- Adhiraj Deshmukh (adhiraj.deshmukh@research.iiit.ac.in) -
2021121012
- Puneeth Sai Tumbalabeedu (puneeth.sai@students.iiit.ac.in) -
2019101064
When dealing with Medical Data, the size of the datasets are in TBs and thus its not feasible to store off it a local storage, thus its really hard to work on these datasets as a whole. Data Foundation System enables the users of the dataset to store these datasets on the DFS system and enable them to query on multiple datasets having similar attributes without revealing the identity of the Medical Data.
For this system to work, Data Ingestion system is very essential. Specifically our task deals with designing a generic data ingestion system, which can be used to ingest data from multiple sources and stored in a generic way, which allows these attributes to be queried seperately with different types of dataset.
The user can input multiple datype of data, which can vary in size, type, and use cases, and the system in expected to be able to parse excel sheets, CSVs, and other data formats, which may be stored in a hierarchical, segmented, or single-file fashion. The system will contain a novel JSON schema that can be generated without understanding the data, but will maintain enough context to allow for a near one-one mapping to a DB schema.
This projected is divided into 3 parts, each having its independent functionality:
- The first task is to create JSON Schema such that it can be be mapped to a DB schema, and it should work for most generic data systems, taking into accound databases with multiple fields, constraints, varying relationships mong fields and tables.
- The schema should contain enough metadata in order to provide suitable scope for loading phase, specifying the number of tables, rows, and overall structure.
- There also should be abstract representation of tables in the JSON format with regards to data type of field, constraints and relationship mapping.
- This tasks involves parsing the row data of various formats, with respect to the JSON schema, along with basic data and system validations.
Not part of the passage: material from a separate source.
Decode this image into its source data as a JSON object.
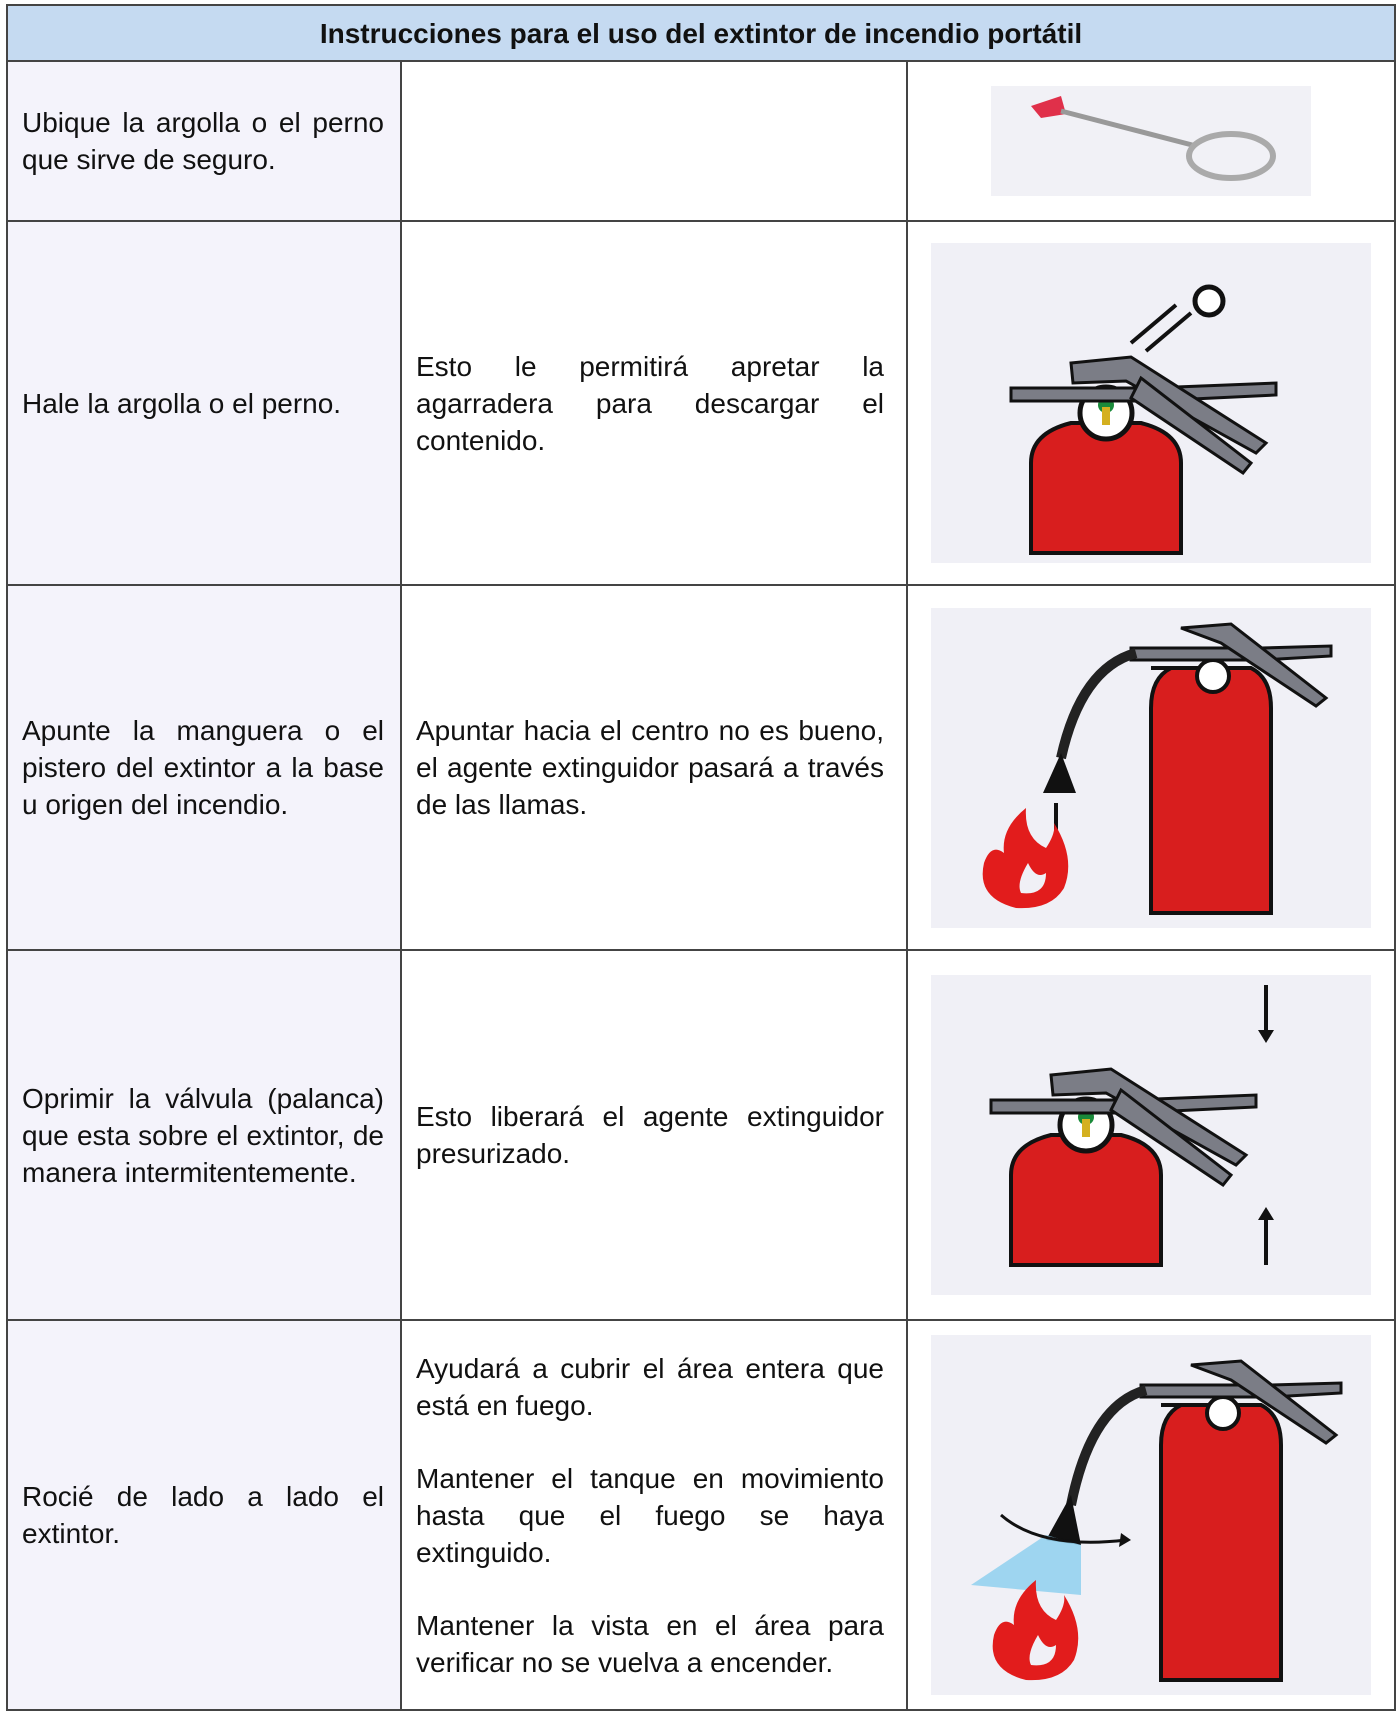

This stage is necessary for monitoring any top-level faults that may occur during the generic data loading process.
- For parsing the data, files are loaded, varying as per their format, and then are cross-checked with the JSON schema for any faults.
- In the validation phase, if there are any critical breaking errors, like absence of table, realation, or key/field mis-matchand , appropriate errors will be logged.
- At this point we will need to cleanse, transform and anonymize the data if needed. (Not our deliverables, but would require some collaboration from other teams)
- The loading part involves generating a data loader, that is able to sequentially load the entire raw data, and adapt it to the generated DB schema.
- This data is simultaneously outputted to the final DB, and logs for this process are maintained.
- Upon completion, a summary of this process, containing the final schema, execution logs, and other details, will be generated. At the end of this step, user is able to obtain a final DB from their raw data and JSON schema.
- All the common constants that are being used are imported from a dedicated file for constants which makes the process of debugging very easy .
- The logic that is used for parsing the data from a specific format can be reused for parsing other formats of data . Most of the modules that we use are standard modules and there is very less chance of version mismatch of modules .
- This helps in maintaining the code for a long time and also helps in the process of debugging .
- All the data that we recieve will be parsed and stored in a Relational MySQL database
- We are using MySQL to make the data more related to each other and put some logic into it .
- There is only one type of user who needs to upload the data to the user module .
- The system then recieves the raw data from the user module and it will be parsed , validated and then ingested into the database if the data provided is valid .
- The system is designed such that it can be easily integrated with the user module from where the data is collected.
- Integration with other systems such as search and querying systems , analytic systems are also
- Validating data that is being sent by the user module and mapping the attributes to their respective logical attributes and form a relationship between the data .
- Creating a specific format of data to which all the raw data is to be converted .
- Searching and querying the ingested data in not in the scope of the project .
- Collecting data from users is not a part of the system . It will be implemented in the user module .
Most tasks in this project will be implemented in Python.
- The parsing, validation, loading, and dumping of the data will be handled with dedicated python modules and classes.
- Some pre-processing of given raw-data, and validation of final output DB will involve MySQL.
- NiFi pipelines will be used for Migration to SQL DB.